= RailRoad

RailRoad generates models and controllers diagrams in DOT language for a
Rails application.


= Usage

Run RailRoad on the Rails application's root directory. You can redirect its
output to a .dot file or pipe it to the dot or neato utilities to produce a
graphic. Model diagrams are intended to be processed using dot and
controller diagrams are best processed using neato.

railroad [options] command

== Options

Common options:
-b, --brief Generate compact diagram
(no attributes nor methods)
-e, --exclude file1[,fileN] Exclude given files
-i, --inheritance Include inheritance relations
-l, --label Add a label with diagram information
(type, date, migration, version)
-o, --output FILE Write diagram to file FILE
-v, --verbose Enable verbose output
(produce messages to STDOUT)

Models diagram options:
-a, --all Include all models
(not only ActiveRecord::Base derived)
--hide-magic Hide magic field names
--hide-types Hide attributes type
-j, --join Concentrate edges
-m, --modules Include modules
-p, --plugins-models Include plugins models
-t, --transitive Include transitive associations
(through inheritance)

Controllers diagram options:
--hide-public Hide public methods
--hide-protected Hide protected methods
--hide-private Hide private methods

Other options:
-h, --help Show this message
--version Show version and copyright

== Commands

-M, --models Generate models diagram
-C, --controllers Generate controllers diagram
-A, --aasm Generate "acts as state machine" diagram


== Examples

railroad -o models.dot -M
Produces a models diagram to the file 'models.dot'
railroad -a -i -o full_models.dot -M
Models diagram with all classes showing inheritance relations
railroad -M | dot -Tsvg > models.svg
Model diagram in SVG format
railroad -C | neato -Tpng > controllers.png
Controller diagram in PNG format
railroad -h
Shows usage help


= Processing DOT files

To produce a PNG image from model diagram generated by RailRoad you can
issue the following command:

dot -Tpng models.dot > models.png

If you want to do the same with a controller diagram, use neato instead of
dot:

neato -Tpng controllers.dot > controllers.png

If you want to produce SVG (vectorial, scalable, editable) files, you can do
the following:

dot -Tsvg models.dot > models.svg
neato -Tsvg controllers.dot > controllers.svg

Important: There is a bug in Graphviz tools when generating SVG files that
cause a text overflow. You can solve this problem editing (with a text
editor, not a graphical SVG editor) the file and replacing around line 12
"font-size:14.00;" by "font-size:11.00;", or by issuing the following command
(see "man sed"):

sed -i 's/font-size:14.00/font-size:11.00/g' file.svg

Note: For viewing and editing SVG there is an excellent opensource tool
called Inkscape (similar to Adobe Illustrator. For DOT processing you can
also use Omnigraffle (on Mac OS X).

= RailRoad as a rake task

(Thanks to Thomas Ritz, http://www.galaxy-ritz.de ,for the code.)

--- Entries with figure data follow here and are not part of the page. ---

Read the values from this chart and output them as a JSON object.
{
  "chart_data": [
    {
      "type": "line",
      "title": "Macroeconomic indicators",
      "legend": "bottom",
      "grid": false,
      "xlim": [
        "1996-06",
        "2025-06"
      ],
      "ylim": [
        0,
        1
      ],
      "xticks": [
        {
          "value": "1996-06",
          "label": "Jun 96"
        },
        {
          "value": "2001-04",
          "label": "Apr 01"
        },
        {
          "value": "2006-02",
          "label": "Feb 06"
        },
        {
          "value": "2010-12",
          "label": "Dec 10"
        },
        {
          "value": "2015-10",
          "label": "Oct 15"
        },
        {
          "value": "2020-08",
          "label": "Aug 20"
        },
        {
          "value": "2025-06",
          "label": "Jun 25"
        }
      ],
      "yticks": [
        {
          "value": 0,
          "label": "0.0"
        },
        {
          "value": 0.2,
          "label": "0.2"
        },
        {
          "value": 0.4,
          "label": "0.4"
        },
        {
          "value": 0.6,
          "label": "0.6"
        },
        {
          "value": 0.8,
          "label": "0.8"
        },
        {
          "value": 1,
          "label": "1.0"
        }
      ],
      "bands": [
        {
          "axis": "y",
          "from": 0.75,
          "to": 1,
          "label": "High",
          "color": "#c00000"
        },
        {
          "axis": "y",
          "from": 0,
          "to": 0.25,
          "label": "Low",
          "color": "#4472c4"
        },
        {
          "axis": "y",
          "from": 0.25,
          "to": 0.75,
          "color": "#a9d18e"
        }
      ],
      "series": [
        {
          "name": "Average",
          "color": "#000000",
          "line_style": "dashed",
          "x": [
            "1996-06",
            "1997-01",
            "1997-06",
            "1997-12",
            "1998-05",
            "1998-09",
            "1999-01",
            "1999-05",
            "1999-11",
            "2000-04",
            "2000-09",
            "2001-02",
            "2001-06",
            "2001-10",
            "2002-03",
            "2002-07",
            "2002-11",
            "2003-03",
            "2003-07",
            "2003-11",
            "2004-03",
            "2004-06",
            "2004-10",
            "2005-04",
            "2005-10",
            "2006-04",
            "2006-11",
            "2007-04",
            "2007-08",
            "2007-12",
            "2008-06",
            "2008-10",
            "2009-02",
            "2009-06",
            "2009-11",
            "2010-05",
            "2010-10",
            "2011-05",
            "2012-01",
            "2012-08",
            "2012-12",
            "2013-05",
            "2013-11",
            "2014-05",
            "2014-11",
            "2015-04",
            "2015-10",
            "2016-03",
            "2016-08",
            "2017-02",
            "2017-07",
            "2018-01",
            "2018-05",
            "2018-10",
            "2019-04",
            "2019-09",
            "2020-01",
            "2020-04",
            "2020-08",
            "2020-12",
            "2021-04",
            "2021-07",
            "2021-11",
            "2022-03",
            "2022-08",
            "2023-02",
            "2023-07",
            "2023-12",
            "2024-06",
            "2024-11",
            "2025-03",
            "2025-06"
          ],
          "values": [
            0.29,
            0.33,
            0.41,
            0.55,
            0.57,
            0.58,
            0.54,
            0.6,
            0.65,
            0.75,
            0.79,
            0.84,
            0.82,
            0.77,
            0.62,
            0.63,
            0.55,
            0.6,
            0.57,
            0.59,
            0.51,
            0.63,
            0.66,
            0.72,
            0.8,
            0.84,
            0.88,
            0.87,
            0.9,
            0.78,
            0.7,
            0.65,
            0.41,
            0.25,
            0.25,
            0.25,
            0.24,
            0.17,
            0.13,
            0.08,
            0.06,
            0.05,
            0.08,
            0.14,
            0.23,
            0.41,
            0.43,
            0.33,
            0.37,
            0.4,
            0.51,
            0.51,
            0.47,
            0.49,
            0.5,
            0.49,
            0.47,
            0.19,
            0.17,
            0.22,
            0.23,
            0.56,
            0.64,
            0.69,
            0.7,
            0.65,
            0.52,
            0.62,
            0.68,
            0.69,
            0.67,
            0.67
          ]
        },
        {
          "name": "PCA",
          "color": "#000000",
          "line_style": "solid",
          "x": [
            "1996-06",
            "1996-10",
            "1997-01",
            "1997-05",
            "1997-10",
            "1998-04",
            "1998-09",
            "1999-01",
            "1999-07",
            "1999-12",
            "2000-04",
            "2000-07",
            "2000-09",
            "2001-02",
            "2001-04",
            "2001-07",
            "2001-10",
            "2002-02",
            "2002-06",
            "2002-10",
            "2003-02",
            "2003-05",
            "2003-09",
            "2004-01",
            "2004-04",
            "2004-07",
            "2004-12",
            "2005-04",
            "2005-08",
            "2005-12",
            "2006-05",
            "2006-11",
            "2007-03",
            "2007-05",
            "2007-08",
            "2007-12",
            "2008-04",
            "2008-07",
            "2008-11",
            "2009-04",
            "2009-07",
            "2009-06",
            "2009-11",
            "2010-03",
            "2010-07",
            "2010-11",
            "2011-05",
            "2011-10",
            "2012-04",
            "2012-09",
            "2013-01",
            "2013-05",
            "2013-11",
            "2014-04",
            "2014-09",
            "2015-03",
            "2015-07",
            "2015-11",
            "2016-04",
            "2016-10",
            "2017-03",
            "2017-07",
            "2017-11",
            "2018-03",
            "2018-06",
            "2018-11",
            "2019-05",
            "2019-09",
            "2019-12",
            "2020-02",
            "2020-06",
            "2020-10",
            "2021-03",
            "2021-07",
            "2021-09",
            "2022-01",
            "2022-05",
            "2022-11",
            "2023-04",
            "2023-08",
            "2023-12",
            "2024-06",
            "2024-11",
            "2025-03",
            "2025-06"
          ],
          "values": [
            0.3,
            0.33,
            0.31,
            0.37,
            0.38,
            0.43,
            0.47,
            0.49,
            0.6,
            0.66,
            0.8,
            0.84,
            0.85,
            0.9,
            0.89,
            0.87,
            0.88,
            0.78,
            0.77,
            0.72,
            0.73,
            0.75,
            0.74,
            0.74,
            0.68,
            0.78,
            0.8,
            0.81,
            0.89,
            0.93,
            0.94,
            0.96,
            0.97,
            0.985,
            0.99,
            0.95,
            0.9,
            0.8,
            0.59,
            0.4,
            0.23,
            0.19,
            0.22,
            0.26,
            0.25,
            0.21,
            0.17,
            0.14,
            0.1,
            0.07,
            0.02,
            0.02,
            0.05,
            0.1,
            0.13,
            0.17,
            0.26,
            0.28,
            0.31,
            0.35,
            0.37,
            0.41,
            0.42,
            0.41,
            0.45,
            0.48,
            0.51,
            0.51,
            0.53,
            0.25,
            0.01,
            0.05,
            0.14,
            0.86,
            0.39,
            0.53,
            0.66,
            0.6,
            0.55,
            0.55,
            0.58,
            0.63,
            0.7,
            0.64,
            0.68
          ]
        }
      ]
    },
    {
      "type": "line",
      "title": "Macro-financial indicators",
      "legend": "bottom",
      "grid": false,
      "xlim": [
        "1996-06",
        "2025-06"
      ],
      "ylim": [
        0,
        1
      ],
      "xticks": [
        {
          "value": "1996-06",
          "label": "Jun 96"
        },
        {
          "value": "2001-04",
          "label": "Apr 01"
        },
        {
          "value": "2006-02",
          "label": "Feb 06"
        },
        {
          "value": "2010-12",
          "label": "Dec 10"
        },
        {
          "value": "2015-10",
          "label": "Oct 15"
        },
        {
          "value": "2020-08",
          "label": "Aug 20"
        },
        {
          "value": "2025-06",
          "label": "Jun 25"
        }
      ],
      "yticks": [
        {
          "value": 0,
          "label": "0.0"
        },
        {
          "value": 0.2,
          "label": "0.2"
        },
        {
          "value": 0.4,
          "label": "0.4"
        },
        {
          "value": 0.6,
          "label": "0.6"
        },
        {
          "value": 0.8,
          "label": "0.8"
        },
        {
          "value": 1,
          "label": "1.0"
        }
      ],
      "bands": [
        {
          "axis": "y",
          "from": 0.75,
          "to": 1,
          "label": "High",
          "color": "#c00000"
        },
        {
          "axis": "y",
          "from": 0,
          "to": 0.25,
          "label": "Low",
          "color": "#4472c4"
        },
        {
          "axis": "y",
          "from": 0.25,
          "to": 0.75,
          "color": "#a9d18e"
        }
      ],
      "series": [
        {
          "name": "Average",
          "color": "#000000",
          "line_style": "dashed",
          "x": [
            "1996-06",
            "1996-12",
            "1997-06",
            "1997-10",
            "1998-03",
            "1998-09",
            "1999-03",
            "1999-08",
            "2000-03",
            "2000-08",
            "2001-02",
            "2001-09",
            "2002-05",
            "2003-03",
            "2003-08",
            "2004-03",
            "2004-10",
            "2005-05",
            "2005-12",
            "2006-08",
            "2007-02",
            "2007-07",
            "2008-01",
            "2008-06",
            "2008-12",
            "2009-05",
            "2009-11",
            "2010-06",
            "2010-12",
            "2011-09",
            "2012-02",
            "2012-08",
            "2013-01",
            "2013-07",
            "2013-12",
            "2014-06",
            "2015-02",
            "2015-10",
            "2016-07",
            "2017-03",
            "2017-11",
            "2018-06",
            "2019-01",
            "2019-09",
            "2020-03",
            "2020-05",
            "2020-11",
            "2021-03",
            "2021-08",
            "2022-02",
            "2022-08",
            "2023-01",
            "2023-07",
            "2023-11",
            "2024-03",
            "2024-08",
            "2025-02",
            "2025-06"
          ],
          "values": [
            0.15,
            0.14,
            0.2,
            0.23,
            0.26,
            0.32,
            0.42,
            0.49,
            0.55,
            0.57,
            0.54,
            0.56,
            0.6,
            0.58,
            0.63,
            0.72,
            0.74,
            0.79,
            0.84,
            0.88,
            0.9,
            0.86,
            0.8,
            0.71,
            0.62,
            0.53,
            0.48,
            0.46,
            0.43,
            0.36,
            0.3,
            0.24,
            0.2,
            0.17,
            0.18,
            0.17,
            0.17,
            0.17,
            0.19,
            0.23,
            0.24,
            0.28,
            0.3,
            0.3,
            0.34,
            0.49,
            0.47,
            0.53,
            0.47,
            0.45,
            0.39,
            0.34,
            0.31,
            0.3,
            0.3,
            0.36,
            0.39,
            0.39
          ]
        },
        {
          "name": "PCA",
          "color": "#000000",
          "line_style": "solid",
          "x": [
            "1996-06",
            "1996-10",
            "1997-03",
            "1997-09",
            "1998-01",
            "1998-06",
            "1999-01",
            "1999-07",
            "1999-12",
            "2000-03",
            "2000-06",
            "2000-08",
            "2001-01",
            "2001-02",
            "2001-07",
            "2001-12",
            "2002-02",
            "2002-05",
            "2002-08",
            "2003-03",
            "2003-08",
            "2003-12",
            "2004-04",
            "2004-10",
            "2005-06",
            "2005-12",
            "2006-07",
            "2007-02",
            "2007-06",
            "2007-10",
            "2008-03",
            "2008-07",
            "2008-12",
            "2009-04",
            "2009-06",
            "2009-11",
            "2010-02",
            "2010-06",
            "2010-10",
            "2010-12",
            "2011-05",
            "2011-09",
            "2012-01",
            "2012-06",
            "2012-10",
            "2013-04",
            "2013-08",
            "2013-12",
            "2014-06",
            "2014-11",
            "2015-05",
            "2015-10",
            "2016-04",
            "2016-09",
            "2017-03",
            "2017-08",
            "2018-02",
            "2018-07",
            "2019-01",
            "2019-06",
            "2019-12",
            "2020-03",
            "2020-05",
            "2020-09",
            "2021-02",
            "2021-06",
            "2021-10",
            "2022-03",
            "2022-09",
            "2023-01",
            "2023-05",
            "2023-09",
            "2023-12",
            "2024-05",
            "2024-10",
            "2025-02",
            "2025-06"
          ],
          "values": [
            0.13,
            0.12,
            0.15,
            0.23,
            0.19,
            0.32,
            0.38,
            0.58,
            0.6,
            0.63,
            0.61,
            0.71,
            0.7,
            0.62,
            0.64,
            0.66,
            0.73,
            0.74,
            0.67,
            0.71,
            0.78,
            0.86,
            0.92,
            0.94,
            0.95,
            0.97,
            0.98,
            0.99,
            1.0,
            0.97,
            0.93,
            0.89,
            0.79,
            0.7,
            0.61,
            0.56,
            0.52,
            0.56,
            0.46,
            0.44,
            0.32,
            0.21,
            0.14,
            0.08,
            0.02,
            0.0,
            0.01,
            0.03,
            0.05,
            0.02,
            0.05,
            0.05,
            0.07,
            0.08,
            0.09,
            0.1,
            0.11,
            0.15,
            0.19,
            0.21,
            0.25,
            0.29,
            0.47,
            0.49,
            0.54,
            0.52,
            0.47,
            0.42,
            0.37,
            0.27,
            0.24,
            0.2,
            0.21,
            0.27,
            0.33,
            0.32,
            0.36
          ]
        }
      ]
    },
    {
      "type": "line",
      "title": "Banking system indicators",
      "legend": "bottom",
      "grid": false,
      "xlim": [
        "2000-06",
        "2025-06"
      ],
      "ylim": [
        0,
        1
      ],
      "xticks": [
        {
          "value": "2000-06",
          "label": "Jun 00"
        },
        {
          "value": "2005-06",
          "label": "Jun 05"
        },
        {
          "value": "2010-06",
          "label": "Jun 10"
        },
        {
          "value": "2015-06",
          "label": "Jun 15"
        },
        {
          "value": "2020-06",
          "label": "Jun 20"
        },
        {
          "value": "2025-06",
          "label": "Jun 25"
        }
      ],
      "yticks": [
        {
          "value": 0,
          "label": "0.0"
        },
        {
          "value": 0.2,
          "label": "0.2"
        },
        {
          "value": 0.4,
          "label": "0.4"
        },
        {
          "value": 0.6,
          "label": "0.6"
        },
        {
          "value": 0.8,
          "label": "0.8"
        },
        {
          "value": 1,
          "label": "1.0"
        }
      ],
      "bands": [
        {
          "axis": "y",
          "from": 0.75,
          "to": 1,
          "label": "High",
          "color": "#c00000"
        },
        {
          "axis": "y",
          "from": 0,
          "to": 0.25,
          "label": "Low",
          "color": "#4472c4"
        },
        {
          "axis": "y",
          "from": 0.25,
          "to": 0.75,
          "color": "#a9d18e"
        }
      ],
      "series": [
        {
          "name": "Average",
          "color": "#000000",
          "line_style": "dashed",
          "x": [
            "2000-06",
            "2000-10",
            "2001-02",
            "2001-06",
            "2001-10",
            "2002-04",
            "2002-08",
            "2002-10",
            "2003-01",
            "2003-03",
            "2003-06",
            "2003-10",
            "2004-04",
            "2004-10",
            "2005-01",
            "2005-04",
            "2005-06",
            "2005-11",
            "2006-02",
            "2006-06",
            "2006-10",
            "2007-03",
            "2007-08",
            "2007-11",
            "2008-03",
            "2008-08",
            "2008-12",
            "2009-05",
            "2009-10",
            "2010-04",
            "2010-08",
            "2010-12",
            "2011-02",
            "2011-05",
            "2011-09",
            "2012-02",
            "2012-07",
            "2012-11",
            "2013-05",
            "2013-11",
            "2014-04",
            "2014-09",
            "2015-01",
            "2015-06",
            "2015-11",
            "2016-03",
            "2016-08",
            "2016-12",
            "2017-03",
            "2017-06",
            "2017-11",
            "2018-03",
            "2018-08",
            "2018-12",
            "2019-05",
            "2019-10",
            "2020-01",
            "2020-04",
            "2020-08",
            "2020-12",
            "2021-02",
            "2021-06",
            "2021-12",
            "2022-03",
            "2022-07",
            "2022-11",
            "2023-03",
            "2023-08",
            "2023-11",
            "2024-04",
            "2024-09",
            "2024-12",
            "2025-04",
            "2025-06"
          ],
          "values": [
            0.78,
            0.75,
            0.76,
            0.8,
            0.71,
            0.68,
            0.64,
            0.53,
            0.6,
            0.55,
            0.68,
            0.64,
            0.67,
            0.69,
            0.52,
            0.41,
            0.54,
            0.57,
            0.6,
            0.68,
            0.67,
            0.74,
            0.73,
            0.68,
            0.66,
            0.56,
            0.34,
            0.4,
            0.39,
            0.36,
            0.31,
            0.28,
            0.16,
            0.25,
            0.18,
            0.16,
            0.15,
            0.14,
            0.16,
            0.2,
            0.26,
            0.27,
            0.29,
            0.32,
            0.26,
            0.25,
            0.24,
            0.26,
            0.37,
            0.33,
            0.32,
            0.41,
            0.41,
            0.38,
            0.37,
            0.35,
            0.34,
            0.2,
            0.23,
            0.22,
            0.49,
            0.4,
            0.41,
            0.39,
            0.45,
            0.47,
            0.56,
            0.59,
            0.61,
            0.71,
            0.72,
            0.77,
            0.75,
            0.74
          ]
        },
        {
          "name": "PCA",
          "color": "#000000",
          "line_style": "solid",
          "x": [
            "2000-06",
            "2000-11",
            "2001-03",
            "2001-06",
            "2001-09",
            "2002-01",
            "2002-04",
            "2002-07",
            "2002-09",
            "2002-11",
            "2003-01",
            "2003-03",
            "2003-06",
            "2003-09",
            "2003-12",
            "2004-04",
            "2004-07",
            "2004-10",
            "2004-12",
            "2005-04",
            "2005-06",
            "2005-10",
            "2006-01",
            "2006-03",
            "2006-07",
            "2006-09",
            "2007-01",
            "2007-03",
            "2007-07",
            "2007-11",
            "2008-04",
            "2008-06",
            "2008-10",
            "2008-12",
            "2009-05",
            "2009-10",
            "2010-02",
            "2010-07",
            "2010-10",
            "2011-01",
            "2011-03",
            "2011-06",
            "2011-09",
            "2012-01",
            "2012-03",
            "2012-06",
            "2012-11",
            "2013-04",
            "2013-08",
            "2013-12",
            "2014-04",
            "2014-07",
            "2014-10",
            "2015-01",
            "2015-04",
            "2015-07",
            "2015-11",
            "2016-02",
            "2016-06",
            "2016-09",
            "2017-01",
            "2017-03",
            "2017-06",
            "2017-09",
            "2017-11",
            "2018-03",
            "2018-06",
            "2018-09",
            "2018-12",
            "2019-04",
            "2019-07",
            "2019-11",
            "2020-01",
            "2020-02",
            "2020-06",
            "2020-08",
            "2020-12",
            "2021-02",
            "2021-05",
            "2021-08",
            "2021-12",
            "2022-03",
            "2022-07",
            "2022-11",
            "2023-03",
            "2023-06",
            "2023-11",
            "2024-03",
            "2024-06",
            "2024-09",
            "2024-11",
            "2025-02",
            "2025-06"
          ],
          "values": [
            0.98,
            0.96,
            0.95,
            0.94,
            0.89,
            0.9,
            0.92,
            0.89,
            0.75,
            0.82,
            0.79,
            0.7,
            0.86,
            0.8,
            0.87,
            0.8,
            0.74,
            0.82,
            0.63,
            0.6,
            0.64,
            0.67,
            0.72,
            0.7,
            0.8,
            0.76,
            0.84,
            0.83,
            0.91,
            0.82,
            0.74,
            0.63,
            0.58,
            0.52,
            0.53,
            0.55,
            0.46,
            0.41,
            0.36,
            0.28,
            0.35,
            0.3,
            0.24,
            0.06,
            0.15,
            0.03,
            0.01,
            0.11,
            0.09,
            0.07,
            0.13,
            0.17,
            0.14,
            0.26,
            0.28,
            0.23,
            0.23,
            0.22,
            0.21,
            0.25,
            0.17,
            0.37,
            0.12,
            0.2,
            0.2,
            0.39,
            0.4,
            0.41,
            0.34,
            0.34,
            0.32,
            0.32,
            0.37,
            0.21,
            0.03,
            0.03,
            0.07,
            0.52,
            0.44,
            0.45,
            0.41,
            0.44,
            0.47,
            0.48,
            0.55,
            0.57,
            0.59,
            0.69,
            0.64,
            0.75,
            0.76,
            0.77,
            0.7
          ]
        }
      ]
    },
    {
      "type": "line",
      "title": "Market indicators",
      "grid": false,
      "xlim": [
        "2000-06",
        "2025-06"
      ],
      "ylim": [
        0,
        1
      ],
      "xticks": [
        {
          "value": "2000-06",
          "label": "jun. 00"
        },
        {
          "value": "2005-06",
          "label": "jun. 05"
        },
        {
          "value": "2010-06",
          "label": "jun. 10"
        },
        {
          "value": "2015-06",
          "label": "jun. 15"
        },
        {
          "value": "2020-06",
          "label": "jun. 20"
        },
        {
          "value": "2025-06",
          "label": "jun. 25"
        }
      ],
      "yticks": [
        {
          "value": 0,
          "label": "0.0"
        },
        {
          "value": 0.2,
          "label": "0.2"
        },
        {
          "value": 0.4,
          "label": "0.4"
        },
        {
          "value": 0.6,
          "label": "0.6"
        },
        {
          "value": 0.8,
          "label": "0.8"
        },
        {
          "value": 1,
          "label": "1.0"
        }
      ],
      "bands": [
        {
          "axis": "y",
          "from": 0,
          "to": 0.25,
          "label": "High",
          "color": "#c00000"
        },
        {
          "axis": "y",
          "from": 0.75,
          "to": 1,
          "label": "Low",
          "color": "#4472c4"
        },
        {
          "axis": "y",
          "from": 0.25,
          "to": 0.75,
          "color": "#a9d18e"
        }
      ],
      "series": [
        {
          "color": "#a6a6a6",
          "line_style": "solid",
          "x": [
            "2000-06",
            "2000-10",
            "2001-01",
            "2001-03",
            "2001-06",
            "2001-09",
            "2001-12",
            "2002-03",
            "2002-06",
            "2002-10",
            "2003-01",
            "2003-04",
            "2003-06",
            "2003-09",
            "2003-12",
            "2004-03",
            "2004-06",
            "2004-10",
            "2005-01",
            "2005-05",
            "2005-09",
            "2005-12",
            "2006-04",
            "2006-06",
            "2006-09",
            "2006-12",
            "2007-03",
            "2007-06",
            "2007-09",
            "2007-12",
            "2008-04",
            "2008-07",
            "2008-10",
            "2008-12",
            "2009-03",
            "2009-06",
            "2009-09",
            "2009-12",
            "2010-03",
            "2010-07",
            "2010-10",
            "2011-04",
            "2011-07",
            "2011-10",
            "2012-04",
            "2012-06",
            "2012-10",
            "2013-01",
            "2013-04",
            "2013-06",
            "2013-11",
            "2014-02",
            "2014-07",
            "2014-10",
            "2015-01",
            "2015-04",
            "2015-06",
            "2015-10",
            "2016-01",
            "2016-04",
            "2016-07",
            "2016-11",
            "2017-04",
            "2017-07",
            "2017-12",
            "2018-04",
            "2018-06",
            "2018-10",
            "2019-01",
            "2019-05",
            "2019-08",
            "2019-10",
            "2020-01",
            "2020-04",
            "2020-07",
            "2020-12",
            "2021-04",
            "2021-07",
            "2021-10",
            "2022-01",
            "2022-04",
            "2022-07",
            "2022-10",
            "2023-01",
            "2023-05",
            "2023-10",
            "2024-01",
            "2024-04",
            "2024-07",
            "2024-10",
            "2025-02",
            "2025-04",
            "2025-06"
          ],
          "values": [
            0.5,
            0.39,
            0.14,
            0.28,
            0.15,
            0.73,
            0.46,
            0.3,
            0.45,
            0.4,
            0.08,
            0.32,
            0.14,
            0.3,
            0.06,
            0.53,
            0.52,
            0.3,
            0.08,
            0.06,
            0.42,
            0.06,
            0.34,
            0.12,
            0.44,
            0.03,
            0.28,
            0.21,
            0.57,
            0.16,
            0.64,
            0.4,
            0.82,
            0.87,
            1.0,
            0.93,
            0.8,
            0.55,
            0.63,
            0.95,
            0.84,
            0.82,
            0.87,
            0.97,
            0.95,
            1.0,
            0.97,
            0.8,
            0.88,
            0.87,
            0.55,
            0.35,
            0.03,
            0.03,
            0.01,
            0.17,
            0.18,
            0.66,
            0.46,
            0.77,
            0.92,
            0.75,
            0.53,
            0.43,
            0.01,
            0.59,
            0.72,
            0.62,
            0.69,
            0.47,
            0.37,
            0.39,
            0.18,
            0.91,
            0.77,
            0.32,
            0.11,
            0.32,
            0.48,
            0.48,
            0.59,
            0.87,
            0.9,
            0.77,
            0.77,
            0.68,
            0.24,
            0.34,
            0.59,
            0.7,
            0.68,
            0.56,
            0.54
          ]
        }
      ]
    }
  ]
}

In your Rails application, put the following rake tasks into 'lib/task/diagrams.rake':

namespace :doc do
namespace :diagram do
task :models do
sh "railroad -i -l -a -m -M | dot -Tsvg | sed 's/font-size:14.00/font-size:11.00/g' > doc/models.svg"
end

task :controllers do
sh "railroad -i -l -C | neato -Tsvg | sed 's/font-size:14.00/font-size:11.00/g' > doc/controllers.svg"
end
end

task :diagrams => %w(diagram:models diagram:controllers)
end

Then, 'rake doc:diagrams' produces 'doc/models.svg' and 'doc/controllers.svg'.

= Requirements

RailRoad has been tested with Ruby 1.8.5 and Rails 1.1.6 to 1.2.3
applications. There is no additional requirements (nevertheless, all your
Rails application requirements must be installed).

In order to view/export the DOT diagrams, you'll need the processing tools
from Graphviz.

= Website and Project Home

http://railroad.rubyforge.org

= License

RailRoad is distributed under the terms of the GNU General Public License
as published by the Free Software Foundation; either version 2 of the
License, or (at your option) any later version.